Most of the purported evidence Netanyahu unveiled dated to the period before the 2015 accord was signed, although he said Iran had also kept important files on nuclear technology since then, and continued adding to its “nuclear weapons knowledge”.

Tehran dismissed Netanyahu as “the boy who cried wolf”, and called his presentation propaganda.

President Donald Trump has threatened to pull the United States out of the international deal unless it is renegotiated by May 12. After Netanyahu spoke, Trump repeated his criticism of the deal, suggesting he backed the Israeli leader’s remarks.

“Iran’s leaders repeatedly deny ever pursuing nuclear weapons,” Netanyahu said at Israel’s Defence Ministry, standing in front of stacks of files representing what he described as a vault full of Iranian nuclear documents obtained weeks before.

“Tonight I’m here to tell you one thing: Iran lied.”

“Iran lied about never having a nuclear weapons program,” he said. “One hundred thousand secret files prove it did. Second, even after the deal, Iran continued to preserve and expand its nuclear weapons knowledge for future use.”

Although the presentation was live on Israeli television, Netanyahu made clear that his audience was abroad: he delivered most of his speech in English, before switching to Hebrew.

Israeli Prime minister Benjamin Netanyahu speaks during a news conference at the Ministry of Defence in Tel Aviv, Israel April 30, 2018. REUTERS/ Amir Cohen

Israeli Prime minister Benjamin Netanyahu speaks during a news conference at the Ministry of Defence in Tel Aviv, Israel April 30, 2018. REUTERS/ Amir Cohen

Netanyahu said he had already shared the new intelligence with the United States and would dispatch envoys to France and Germany to present it. He also spoke by phone to Russian President Vladimir Putin.

Tehran has denied ever seeking nuclear weapons and accuses its arch-foe Israel of stirring up world suspicions against it.

However, much of what Netanyahu presented is unlikely to surprise world powers, which have long concluded that Iran was pursuing atomic weapons before the agreement was signed in 2015: that is why they imposed sanctions in the first place.
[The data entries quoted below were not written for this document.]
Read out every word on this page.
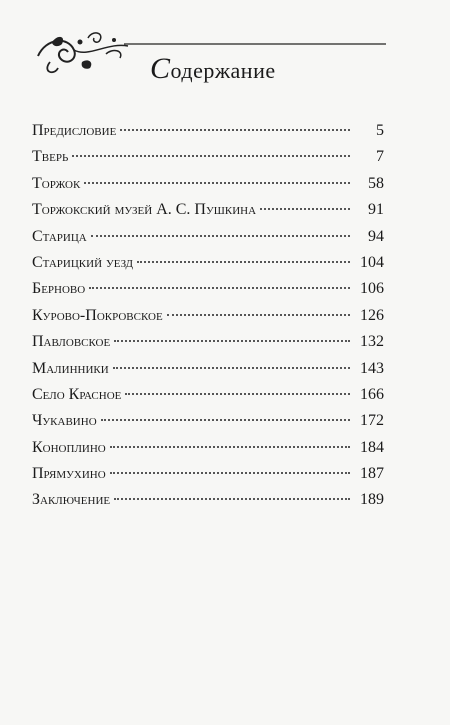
Содержание

Предисловие	5
Тверь	7
Торжок	58
Торжокский музей А. С. Пушкина	91
Старица	94
Старицкий уезд	104
Берново	106
Курово-Покровское	126
Павловское	132
Малинники	143
Село Красное	166
Чукавино	172
Коноплино	184
Прямухино	187
Заключение	189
The agreement lifted those sanctions in return for curbs on Iran’s nuclear work.

The French ambassador to Washington, Gerard Araud, tweeted that information about past Iranian nuclear activity was in fact an argument in favor of the nuclear deal, not against it.
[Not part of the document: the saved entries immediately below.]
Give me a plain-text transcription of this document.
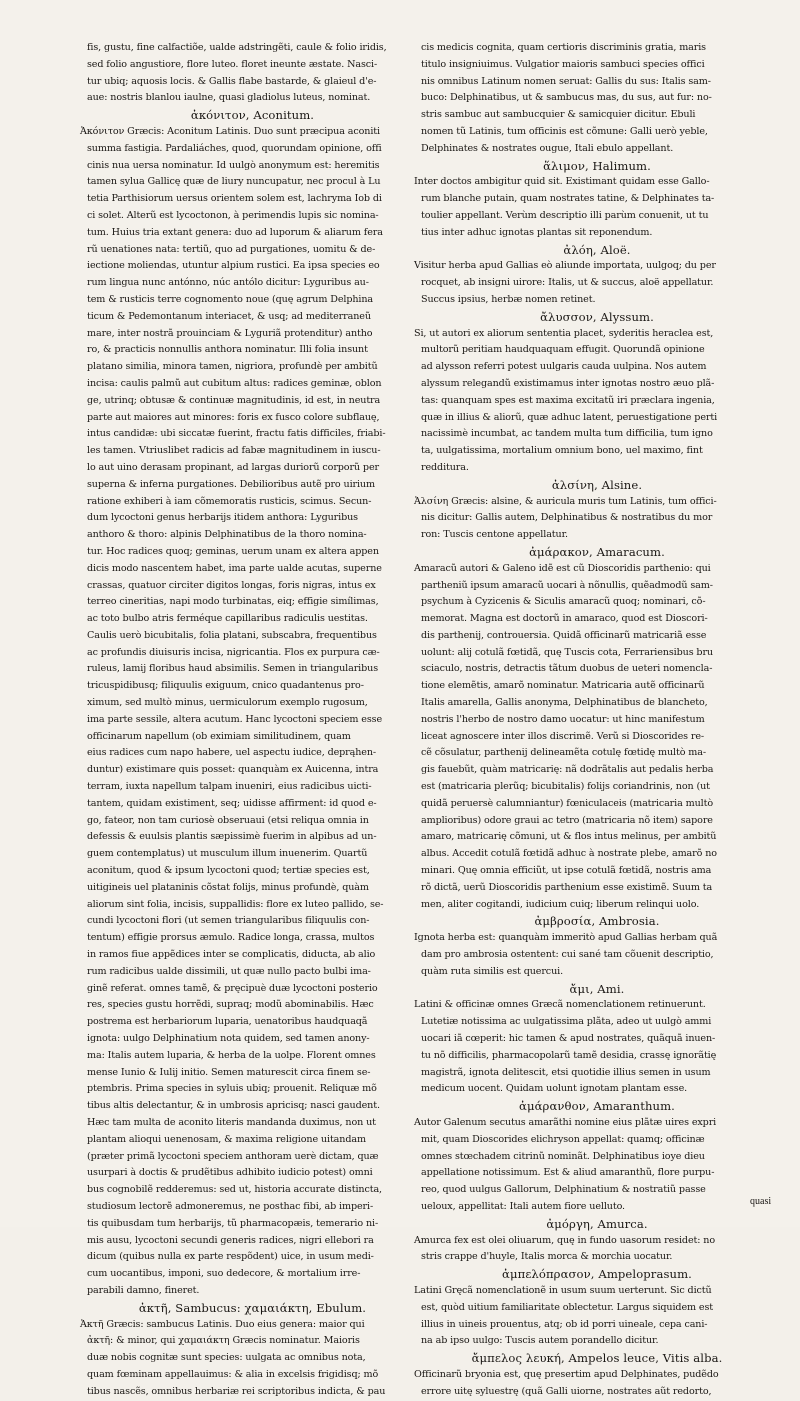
fis, gustu, fine calfactiõe, ualde adstringẽti, caule & folio iridis,
sed folio angustiore, flore luteo. floret ineunte æstate. Nasci-
tur ubiq; aquosis locis. & Gallis flabe bastarde, & glaieul d'e-
aue: nostris blanlou iaulne, quasi gladiolus luteus, nominat.
ἀκόνιτον, Aconitum.
Ἀκόνιτον Græcis: Aconitum Latinis. Duo sunt præcipua aconiti
summa fastigia. Pardaliáches, quod, quorundam opinione, offi
cinis nua uersa nominatur. Id uulgò anonymum est: heremitis
tamen sylua Gallicę quæ de liury nuncupatur, nec procul à Lu
tetia Parthisiorum uersus orientem solem est, lachryma Iob di
ci solet. Alterũ est lycoctonon, à perimendis lupis sic nomina-
tum. Huius tria extant genera: duo ad luporum & aliarum fera
rũ uenationes nata: tertiũ, quo ad purgationes, uomitu & de-
iectione moliendas, utuntur alpium rustici. Ea ipsa species eo
rum lingua nunc antónno, núc antólo dicitur: Lyguribus au-
tem & rusticis terre cognomento noue (quę agrum Delphina
ticum & Pedemontanum interiacet, & usq; ad mediterraneũ
mare, inter nostrã prouinciam & Lyguriã protenditur) antho
ro, & practicis nonnullis anthora nominatur. Illi folia insunt
platano similia, minora tamen, nigriora, profundè per ambitũ
incisa: caulis palmũ aut cubitum altus: radices geminæ, oblon
ge, utrinq; obtusæ & continuæ magnitudinis, id est, in neutra
parte aut maiores aut minores: foris ex fusco colore subflauę,
intus candidæ: ubi siccatæ fuerint, fractu fatis difficiles, friabi-
les tamen. Vtriuslibet radicis ad fabæ magnitudinem in iuscu-
lo aut uino derasam propinant, ad largas duriorũ corporũ per
superna & inferna purgationes. Debilioribus autẽ pro uirium
ratione exhiberi à iam cõmemoratis rusticis, scimus. Secun-
dum lycoctoni genus herbarijs itidem anthora: Lyguribus
anthoro & thoro: alpinis Delphinatibus de la thoro nomina-
tur. Hoc radices quoq; geminas, uerum unam ex altera appen
dicis modo nascentem habet, ima parte ualde acutas, superne
crassas, quatuor circiter digitos longas, foris nigras, intus ex
terreo cineritias, napi modo turbinatas, eiq; effigie simílimas,
ac toto bulbo atris ferméque capillaribus radiculis uestitas.
Caulis uerò bicubitalis, folia platani, subscabra, frequentibus
ac profundis diuisuris incisa, nigricantia. Flos ex purpura cæ-
ruleus, lamij floribus haud absimilis. Semen in triangularibus
tricuspidibusq; filiquulis exiguum, cnico quadantenus pro-
ximum, sed multò minus, uermiculorum exemplo rugosum,
ima parte sessile, altera acutum. Hanc lycoctoni speciem esse
officinarum napellum (ob eximiam similitudinem, quam
eius radices cum napo habere, uel aspectu iudice, deprąhen-
duntur) existimare quis posset: quanquàm ex Auicenna, intra
terram, iuxta napellum talpam inueniri, eius radicibus uicti-
tantem, quidam existiment, seq; uidisse affirment: id quod e-
go, fateor, non tam curiosè obseruaui (etsi reliqua omnia in
defessis & euulsis plantis sæpissimè fuerim in alpibus ad un-
guem contemplatus) ut musculum illum inuenerim. Quartũ
aconitum, quod & ipsum lycoctoni quod; tertiæ species est,
uitigineis uel plataninis cõstat folijs, minus profundè, quàm
aliorum sint folia, incisis, suppallidis: flore ex luteo pallido, se-
cundi lycoctoni flori (ut semen triangularibus filiquulis con-
tentum) effigie prorsus æmulo. Radice longa, crassa, multos
in ramos fiue appẽdices inter se complicatis, diducta, ab alio
rum radicibus ualde dissimili, ut quæ nullo pacto bulbi ima-
ginẽ referat. omnes tamẽ, & pręcipuè duæ lycoctoni posterio
res, species gustu horrẽdi, supraq; modũ abominabilis. Hæc
postrema est herbariorum luparia, uenatoribus haudquaqã
ignota: uulgo Delphinatium nota quidem, sed tamen anony-
ma: Italis autem luparia, & herba de la uolpe. Florent omnes
mense Iunio & Iulij initio. Semen maturescit circa finem se-
ptembris. Prima species in syluis ubiq; prouenit. Reliquæ mõ
tibus altis delectantur, & in umbrosis apricisq; nasci gaudent.
Hæc tam multa de aconito literis mandanda duximus, non ut
plantam alioqui uenenosam, & maxima religione uitandam
(præter primã lycoctoni speciem anthoram uerè dictam, quæ
usurpari à doctis & prudẽtibus adhibito iudicio potest) omni
bus cognobilẽ redderemus: sed ut, historia accurate distincta,
studiosum lectorẽ admoneremus, ne posthac fibi, ab imperi-
tis quibusdam tum herbarijs, tũ pharmacopæis, temerario ni-
mis ausu, lycoctoni secundi generis radices, nigri ellebori ra
dicum (quibus nulla ex parte respõdent) uice, in usum medi-
cum uocantibus, imponi, suo dedecore, & mortalium irre-
parabili damno, fineret.
ἀκτῆ, Sambucus: χαμαιάκτη, Ebulum.
Ἀκτῆ Græcis: sambucus Latinis. Duo eius genera: maior qui
ἀκτῆ: & minor, qui χαμαιάκτη Græcis nominatur. Maioris
duæ nobis cognitæ sunt species: uulgata ac omnibus nota,
quam fœminam appellauimus: & alia in excelsis frigidisq; mõ
tibus nascẽs, omnibus herbariæ rei scriptoribus indicta, & pau
cis medicis cognita, quam certioris discriminis gratia, maris
titulo insigniuimus. Vulgatior maioris sambuci species offici
nis omnibus Latinum nomen seruat: Gallis du sus: Italis sam-
buco: Delphinatibus, ut & sambucus mas, du sus, aut fur: no-
stris sambuc aut sambucquier & samicquier dicitur. Ebuli
nomen tũ Latinis, tum officinis est cõmune: Galli uerò yeble,
Delphinates & nostrates ougue, Itali ebulo appellant.
ἅλιμον, Halimum.
Inter doctos ambigitur quid sit. Existimant quidam esse Gallo-
rum blanche putain, quam nostrates tatine, & Delphinates ta-
toulier appellant. Verùm descriptio illi parùm conuenit, ut tu
tius inter adhuc ignotas plantas sit reponendum.
ἀλόη, Aloë.
Visitur herba apud Gallias eò aliunde importata, uulgoq; du per
rocquet, ab insigni uirore: Italis, ut & succus, aloë appellatur.
Succus ipsius, herbæ nomen retinet.
ἄλυσσον, Alyssum.
Si, ut autori ex aliorum sententia placet, syderitis heraclea est,
multorũ peritiam haudquaquam effugit. Quorundã opinione
ad alysson referri potest uulgaris cauda uulpina. Nos autem
alyssum relegandũ existimamus inter ignotas nostro æuo plã-
tas: quanquam spes est maxima excitatũ iri præclara ingenia,
quæ in illius & aliorũ, quæ adhuc latent, peruestigatione perti
nacissimè incumbat, ac tandem multa tum difficilia, tum igno
ta, uulgatissima, mortalium omnium bono, uel maximo, fint
redditura.
ἀλσίνη, Alsine.
Ἀλσίνη Græcis: alsine, & auricula muris tum Latinis, tum offici-
nis dicitur: Gallis autem, Delphinatibus & nostratibus du mor
ron: Tuscis centone appellatur.
ἀμάρακον, Amaracum.
Amaracũ autori & Galeno idẽ est cũ Dioscoridis parthenio: qui
partheniũ ipsum amaracũ uocari à nõnullis, quẽadmodũ sam-
psychum à Cyzicenis & Siculis amaracũ quoq; nominari, cõ-
memorat. Magna est doctorũ in amaraco, quod est Dioscori-
dis parthenij, controuersia. Quidã officinarũ matricariã esse
uolunt: alij cotulã fœtidã, quę Tuscis cota, Ferrariensibus bru
sciaculo, nostris, detractis tãtum duobus de ueteri nomencla-
tione elemẽtis, amarõ nominatur. Matricaria autẽ officinarũ
Italis amarella, Gallis anonyma, Delphinatibus de blancheto,
nostris l'herbo de nostro damo uocatur: ut hinc manifestum
liceat agnoscere inter illos discrimẽ. Verũ si Dioscorides re-
cẽ cõsulatur, parthenij delineamẽta cotulę fœtidę multò ma-
gis fauebũt, quàm matricarię: nã dodrãtalis aut pedalis herba
est (matricaria plerũq; bicubitalis) folijs coriandrinis, non (ut
quidã peruersè calumniantur) fœniculaceis (matricaria multò
amplioribus) odore graui ac tetro (matricaria nõ item) sapore
amaro, matricarię cõmuni, ut & flos intus melinus, per ambitũ
albus. Accedit cotulã fœtidã adhuc à nostrate plebe, amarõ no
minari. Quę omnia efficiũt, ut ipse cotulã fœtidã, nostris ama
rõ dictã, uerũ Dioscoridis parthenium esse existimẽ. Suum ta
men, aliter cogitandi, iudicium cuiq; liberum relinqui uolo.
ἀμβροσία, Ambrosia.
Ignota herba est: quanquàm immeritò apud Gallias herbam quã
dam pro ambrosia ostentent: cui sané tam cõuenit descriptio,
quàm ruta similis est quercui.
ἄμι, Ami.
Latini & officinæ omnes Græcã nomenclationem retinuerunt.
Lutetiæ notissima ac uulgatissima plãta, adeo ut uulgò ammi
uocari iã cœperit: hic tamen & apud nostrates, quãquã inuen-
tu nõ difficilis, pharmacopolarũ tamẽ desidia, crassę ignorãtię
magistrã, ignota delitescit, etsi quotidie illius semen in usum
medicum uocent. Quidam uolunt ignotam plantam esse.
ἀμάρανθον, Amaranthum.
Autor Galenum secutus amarãthi nomine eius plãtæ uires expri
mit, quam Dioscorides elichryson appellat: quamq; officinæ
omnes stœchadem citrinũ nominãt. Delphinatibus ioye dieu
appellatione notissimum. Est & aliud amaranthũ, flore purpu-
reo, quod uulgus Gallorum, Delphinatium & nostratiũ passe
ueloux, appellitat: Itali autem fiore uelluto.
ἀμόργη, Amurca.
Amurca fex est olei oliuarum, quę in fundo uasorum residet: no
stris crappe d'huyle, Italis morca & morchia uocatur.
ἀμπελόπρασον, Ampeloprasum.
Latini Gręcã nomenclationẽ in usum suum uerterunt. Sic dictũ
est, quòd uitium familiaritate oblectetur. Largus siquidem est
illius in uineis prouentus, atq; ob id porri uineale, cepa cani-
na ab ipso uulgo: Tuscis autem porandello dicitur.
ἄμπελος λευκή, Ampelos leuce, Vitis alba.
Officinarũ bryonia est, quę presertim apud Delphinates, pudẽdo
errore uitę syluestrę (quã Galli uiorne, nostrates aũt redorto,
quasi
Washington’s European allies say Tehran has generally abided by the terms of the deal since then, and have urged Trump not to scrap it. Some independent analysts and diplomats said Netanyahu appeared to be presenting old evidence.

Eran Etzion, former deputy Israeli national security adviser who now heads the Israeli-European think-tank Forum of Strategic Dialogue, said on Twitter: “No ‘smoking gun’ was revealed this evening, nor was it proven that Iran is today developing nuclear weaponry or violating the (nuclear deal) in any other way.”
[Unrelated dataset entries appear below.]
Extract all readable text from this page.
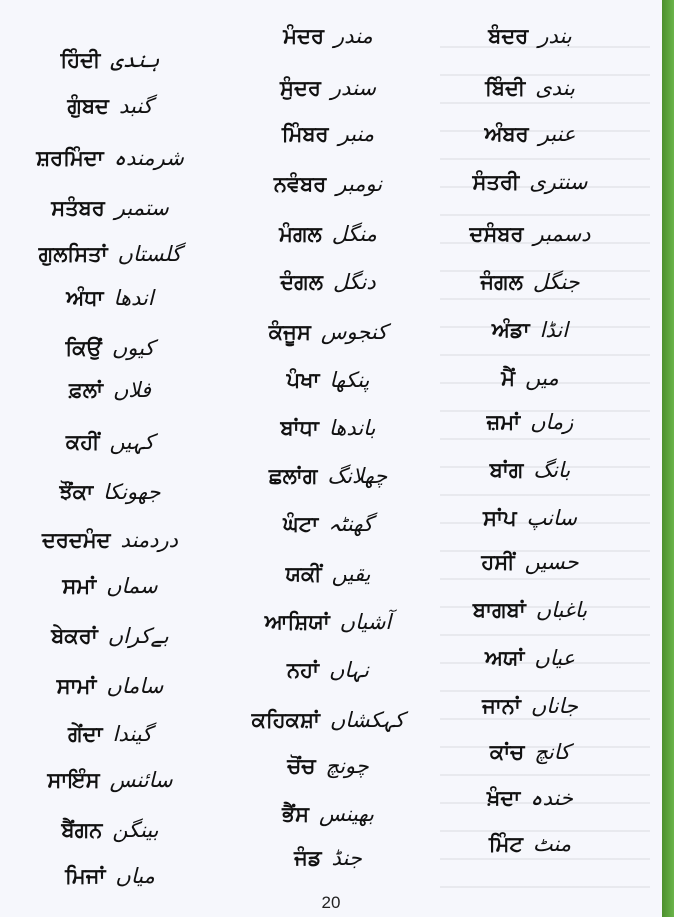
ਹਿੰਦੀ ہندی
ਗੁੰਬਦ گنبد
ਸ਼ਰਮਿੰਦਾ شرمندہ
ਸਤੰਬਰ ستمبر
ਗੁਲਸਿਤਾਂ گلستاں
ਅੰਧਾ اندھا
ਕਿਉਂ کیوں
ਫ਼ਲਾਂ فلاں
ਕਹੀਂ کہیں
ਝੌਂਕਾ جھونکا
ਦਰਦਮੰਦ دردمند
ਸਮਾਂ سماں
ਬੇਕਰਾਂ بےکراں
ਸਾਮਾਂ ساماں
ਗੇਂਦਾ گیندا
ਸਾਇੰਸ سائنس
ਬੈਂਗਨ بینگن
ਮਿਜਾਂ میاں
ਮੰਦਰ مندر
ਸੁੰਦਰ سندر
ਮਿੰਬਰ منبر
ਨਵੰਬਰ نومبر
ਮੰਗਲ منگل
ਦੰਗਲ دنگل
ਕੰਜੂਸ کنجوس
ਪੰਖਾ پنکھا
ਬਾਂਧਾ باندھا
ਛਲਾਂਗ چھلانگ
ਘੰਟਾ گھنٹہ
ਯਕੀਂ یقیں
ਆਸ਼ਿਯਾਂ آشیاں
ਨਹਾਂ نہاں
ਕਹਿਕਸ਼ਾਂ کہکشاں
ਚੋਂਚ چونچ
ਭੈਂਸ بھینس
ਜੰਡ جنڈ
ਬੰਦਰ بندر
ਬਿੰਦੀ بندی
ਅੰਬਰ عنبر
ਸੰਤਰੀ سنتری
ਦਸੰਬਰ دسمبر
ਜੰਗਲ جنگل
ਅੰਡਾ انڈا
ਮੈਂ میں
ਜ਼ਮਾਂ زماں
ਬਾਂਗ بانگ
ਸਾਂਪ سانپ
ਹਸੀਂ حسیں
ਬਾਗਬਾਂ باغباں
ਅਯਾਂ عیاں
ਜਾਨਾਂ جاناں
ਕਾਂਚ کانچ
ਖ਼ੰਦਾ خندہ
ਮਿੰਟ منٹ
20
A senior European diplomat told Reuters: “We knew all of this and what especially stands out is that Netanyahu doesn’t speak of any recorded violations” of the deal itself.

Speaking after Netanyahu’s presentation, Trump told a White House news conference the nuclear deal was “a horrible agreement for the United States”. He said it would let Tehran develop nuclear arms after seven years and had “proven right what Israel has done today” with Netanyahu’s disclosures.

However, Washington itself has concluded that Iran has not violated the deal’s terms. Two U.S. intelligence officials who have monitored Iran’s nuclear weapons program for years said nothing in Netanyahu’s remarks appeared to contradict that view.

“We have seen no new and credible evidence that Iran is violating the agreement, wither in the Prime Minister’s remarks today or from other sources,” said one of the officials, both of whom spoke on the condition of anonymity.

Moments before Netanyahu spoke Iranian Foreign Minister Mohammad Javad Zarif tweeted: “The boy who can’t stop crying wolf is at it again”.

Abbas Araqchi, a senior Iranian foreign ministry official, was quoted by Iran’s Tasnim news agency as calling Netanyahu’s presentation “a childish and ridiculous game” with the goal of influencing Trump’s decision ahead of the May 12 deadline.

Israel is widely believed to be the only nuclear-armed state in the Middle East, though it neither confirms nor denies possessing atomic weapons.